Because collagen deposition and fibrosis in the failing heart appear to be mediated by myofibroblasts, markers that indicate increased myofibroblast recruitment and activity are of interest to the field.104 Myofibroblasts demonstrate an upregulation of angiotensin receptors as mentioned above; however, they also demonstrate an upregulation of integrin moieties as well.103,105 Taking advantage of this molecular event, a recent study used the 99mTc-labeled cy5.5-RGD peptide analog, CRIP, to image upregulated αvβ3 integrins in a murine model of myocardial infarction.106 Utilizing CT for registration, in vivo microSPECT analysis confirmed localization of the CRIP to the infarct and border zones. Fluorescence imaging and histological analysis of explanted hearts revealed that CRIP co-localized to areas of myofibroblasts in the infarct region, although earlier studies suggest specific binding to endothelial cells and smooth muscle cells of newly formed microvascular networks. This issue needs further studies for clarification. Additional studies suggest that treating animals with either captopril or a combination of captopril and losartan altered the uptake of the CRIP-αvβ3 integrin signal. This preliminary study suggests that critical changes in the ventricular myocardium and vasculature postmyocardial infarction can not only be imaged using a molecular approach, but also that a response to remodeling therapy may also be assessed.

CONCLUSIONS

Molecular imaging represents an in vivo, targeted approach to noninvasively assess biological processes within the myocardium associated with atherosclerosis and subsequent ischemic injury. The goal of molecular imaging is to develop an approach for studying disease process as well as efficacy of a therapeutic treatment. The relatively high sensitivity of radiotracer-based imaging systems such as SPECT and PET have been of great use in the practical application of molecular imaging techniques.

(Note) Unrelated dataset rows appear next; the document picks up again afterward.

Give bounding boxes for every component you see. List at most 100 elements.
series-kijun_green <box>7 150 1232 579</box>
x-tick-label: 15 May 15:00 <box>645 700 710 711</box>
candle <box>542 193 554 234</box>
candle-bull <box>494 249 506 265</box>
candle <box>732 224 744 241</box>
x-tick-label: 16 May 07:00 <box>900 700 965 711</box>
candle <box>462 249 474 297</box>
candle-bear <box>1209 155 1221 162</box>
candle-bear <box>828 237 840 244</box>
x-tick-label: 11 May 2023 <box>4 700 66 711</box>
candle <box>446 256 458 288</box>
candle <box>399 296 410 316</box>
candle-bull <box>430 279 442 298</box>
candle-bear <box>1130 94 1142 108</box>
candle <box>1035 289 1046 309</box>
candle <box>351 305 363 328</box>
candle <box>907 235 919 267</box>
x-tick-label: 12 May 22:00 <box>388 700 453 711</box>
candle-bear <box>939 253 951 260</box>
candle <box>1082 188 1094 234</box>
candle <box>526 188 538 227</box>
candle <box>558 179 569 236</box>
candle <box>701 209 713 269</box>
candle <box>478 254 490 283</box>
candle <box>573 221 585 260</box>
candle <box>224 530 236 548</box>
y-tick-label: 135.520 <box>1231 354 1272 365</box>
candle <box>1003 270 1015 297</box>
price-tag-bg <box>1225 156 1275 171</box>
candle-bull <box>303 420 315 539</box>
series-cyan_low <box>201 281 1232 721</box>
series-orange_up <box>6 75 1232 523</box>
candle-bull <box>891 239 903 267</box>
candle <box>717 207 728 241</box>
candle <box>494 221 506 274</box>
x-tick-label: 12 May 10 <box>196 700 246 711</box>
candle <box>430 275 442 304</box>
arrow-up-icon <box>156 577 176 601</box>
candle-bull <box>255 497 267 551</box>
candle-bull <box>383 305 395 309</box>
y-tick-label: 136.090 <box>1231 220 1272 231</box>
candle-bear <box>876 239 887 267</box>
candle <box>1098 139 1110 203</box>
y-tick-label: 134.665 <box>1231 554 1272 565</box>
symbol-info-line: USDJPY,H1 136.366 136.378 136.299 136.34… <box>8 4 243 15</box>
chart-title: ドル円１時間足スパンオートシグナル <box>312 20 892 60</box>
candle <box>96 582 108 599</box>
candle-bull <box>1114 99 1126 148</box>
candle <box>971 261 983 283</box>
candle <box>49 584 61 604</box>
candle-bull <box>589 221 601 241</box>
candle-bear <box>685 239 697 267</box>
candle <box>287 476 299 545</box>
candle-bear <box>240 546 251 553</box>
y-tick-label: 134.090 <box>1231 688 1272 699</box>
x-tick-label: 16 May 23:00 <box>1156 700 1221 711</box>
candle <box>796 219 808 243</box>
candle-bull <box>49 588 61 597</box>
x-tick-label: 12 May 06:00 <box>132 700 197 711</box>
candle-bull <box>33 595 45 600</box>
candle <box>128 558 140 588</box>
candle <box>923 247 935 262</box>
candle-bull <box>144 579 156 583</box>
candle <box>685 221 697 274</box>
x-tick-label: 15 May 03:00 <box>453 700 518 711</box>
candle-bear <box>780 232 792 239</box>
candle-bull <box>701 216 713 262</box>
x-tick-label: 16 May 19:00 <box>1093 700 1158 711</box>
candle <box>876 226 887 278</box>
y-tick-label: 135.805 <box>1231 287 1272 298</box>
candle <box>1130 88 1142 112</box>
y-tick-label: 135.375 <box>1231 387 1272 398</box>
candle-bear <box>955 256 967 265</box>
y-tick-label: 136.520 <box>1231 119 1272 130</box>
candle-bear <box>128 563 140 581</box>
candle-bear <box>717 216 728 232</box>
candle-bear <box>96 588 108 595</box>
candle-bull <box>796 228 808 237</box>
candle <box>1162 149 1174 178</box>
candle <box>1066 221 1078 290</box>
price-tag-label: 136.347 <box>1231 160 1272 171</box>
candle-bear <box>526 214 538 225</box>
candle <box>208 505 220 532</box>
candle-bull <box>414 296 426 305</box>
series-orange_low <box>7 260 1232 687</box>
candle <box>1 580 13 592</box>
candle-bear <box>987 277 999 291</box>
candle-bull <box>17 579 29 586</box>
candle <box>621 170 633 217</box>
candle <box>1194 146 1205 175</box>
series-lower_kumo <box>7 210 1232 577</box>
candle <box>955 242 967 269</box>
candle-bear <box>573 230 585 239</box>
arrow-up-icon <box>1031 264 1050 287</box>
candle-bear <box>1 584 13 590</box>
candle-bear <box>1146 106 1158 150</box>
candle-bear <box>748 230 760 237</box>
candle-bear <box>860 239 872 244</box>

Though much of the research has focused on animal models of disease, studies have demonstrated the feasibility of targeted imaging approaches in the evaluation of angiogenesis, inflammation, apoptosis, and ventricular remodeling. Studies in humans are actively being pursued in several of these areas. By combining nuclear and CT imaging modalities, issues of attenuation artifact or partial volume effect are being overcome. Dual isotope protocols for monitoring physiological parameters (metabolism or perfusion) with targeted molecular probes show promise in the areas of myocardial infarction and angiogenesis. Combining gene therapy with PET reporter constructs is an active area of research with regard to the optimization of therapeutic angiogenesis. The role for apoptotic imaging in understanding reperfusion injury and the effects of therapeutic interventions also have potential clinical value. Imaging the activation of MMPs, active factor XIII, or the levels of renin-angiotensin system activation during ventricular remodeling may guide therapeutic regimens that could help positively influence outcomes postinfarction. In conclusion, targeted, radiotracer-based molecular imaging is rapidly becoming feasible and will likely play a more important role in the evaluation and management of cardiovascular disease as the field moves from the preclinical to clinical arena.